Still, “Nadie” yields some exotic moments. The incredibly blue Seville sky, the streets dazzling in sunlight, the dark and sinister festivities of Holy Week. And it stars the Spanish prince-in-residence, Eduardo Noriega. Consider that Tom Cruise saw him in “Open Your Eyes” and immediately bought the rights for a remake. One likes to imagine Noriega when he heard this news — smiling briefly with the side of his mouth, taking a short sip from his gin glass and saying “So?”

He makes you imagine things like that. So it’s fitting that here Noriega plays a self-centered, self-absorbed character called Simon.

Though talented as a writer, Simon prefers to write crossword puzzles for the Sunday paper. Simon is always being encouraged to grow up and make commitments, most of all by girlfriend Ariadna (Paz Vega), but he brushes her off. Then one night, he returns to find that someone has been tampering with his computer. There’s a strange logo on the screen saver. Minutes later, he receives a phone call telling him to write next week’s puzzle so that the answer to 6 across is “adversario (adversary).”

Simon confides this to his roommate, “Frog” (Jordi Molla), a teacher at a nearby college, who tells him the whole thing is probably a prank. Still, Simon puts in “adversario” and waits to see what happens. Come Sunday, a church is attacked with poison gas and Simon is one of the key witnesses. Spooked, he talks to reporter Maria (Natalia Verbeke). She introduces him to a photographer who took pictures of the incident. In one of the prints, Simon sees a scrap of paper pinned to one of the victims. On it is the same strange logo placed on his PC.

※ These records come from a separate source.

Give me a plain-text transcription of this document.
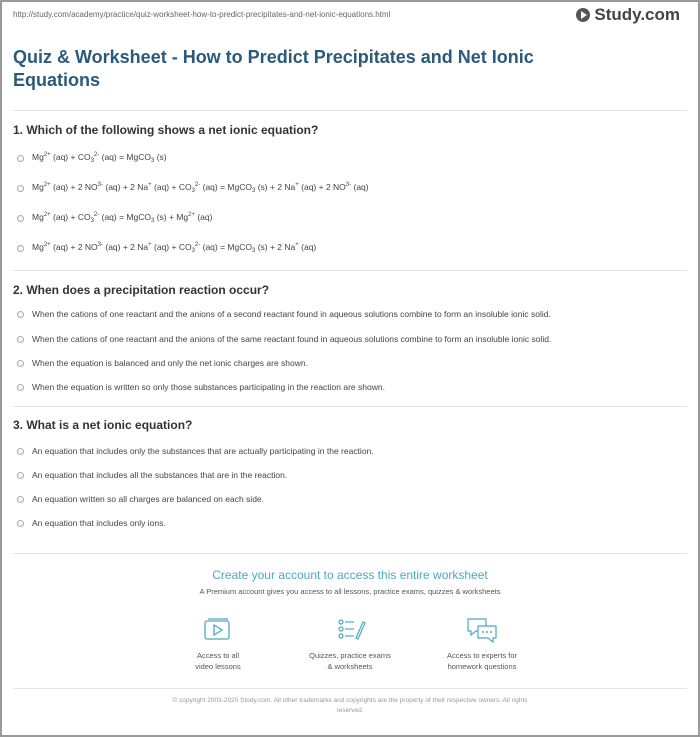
http://study.com/academy/practice/quiz-worksheet-how-to-predict-precipitates-and-net-ionic-equations.html	Study.com
Quiz & Worksheet - How to Predict Precipitates and Net Ionic Equations
1. Which of the following shows a net ionic equation?
$Mg^{2+}$ $(aq) + CO_3^{2-}$ (aq) = MgCO$_3$ (s)
$Mg^{2+}$ (aq) + 2 $NO^{3-}$ (aq) + 2 Na+ $(aq) + CO_3^{2-}$ (aq) = MgCO$_3$ (s) + 2 Na+ (aq) + 2 $NO^{3-}$ (aq)
$Mg^{2+}$ $(aq) + CO_3^{2-}$ (aq) = MgCO$_3$ $(s) + Mg^{2+}$ (aq)
$Mg^{2+}$ (aq) + 2 $NO^{3-}$ (aq) + 2 Na+ $(aq) + CO_3^{2-}$ (aq) = MgCO$_3$ (s) + 2 Na+ (aq)
2. When does a precipitation reaction occur?
When the cations of one reactant and the anions of a second reactant found in aqueous solutions combine to form an insoluble ionic solid.
When the cations of one reactant and the anions of the same reactant found in aqueous solutions combine to form an insoluble ionic solid.
When the equation is balanced and only the net ionic charges are shown.
When the equation is written so only those substances participating in the reaction are shown.
3. What is a net ionic equation?
An equation that includes only the substances that are actually participating in the reaction.
An equation that includes all the substances that are in the reaction.
An equation written so all charges are balanced on each side.
An equation that includes only ions.
Create your account to access this entire worksheet
A Premium account gives you access to all lessons, practice exams, quizzes & worksheets
Access to all
video lessons
Quizzes, practice exams
& worksheets
Access to experts for
homework questions
© copyright 2003-2020 Study.com. All other trademarks and copyrights are the property of their respective owners. All rights
reserved.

For the first time, Simon comes out of his cocoon and decides to combat this mysterious conspiracy. Maria (who has obviously fallen for him) offers to help. In the meantime, Simon finds a manuscript in which Frog confesses to having killed his father when he was 15. On the cover of this autobiography is the logo, which turns out to be the sign of devil worship. Simon confronts Frog, who denies any implication. Immediately after this, the second and third murder attacks happen in other churches, and the police start looking for Simon, who had been present at the scene in all cases.

“Nadie” is writer/director Mateo Gil’s feature film debut. Gil had written the screenplay for “Open Your Eyes” and immediately got his name on the map of Spanish cinema. Apparently, when he got the offer to direct his own film, he refused many times, then caved in. His reluctance and indecision are reflected in this picture and in Simon, who spends most of the time being bewildered, overwhelmed and generally pissed off. All these things Noriega does to perfection, but there’s a limit to how much you can watch him agonize in Seville cafes. Pretty soon, you start looking at the plot. And pretty soon, you realize that “X-Files” could probably do this better.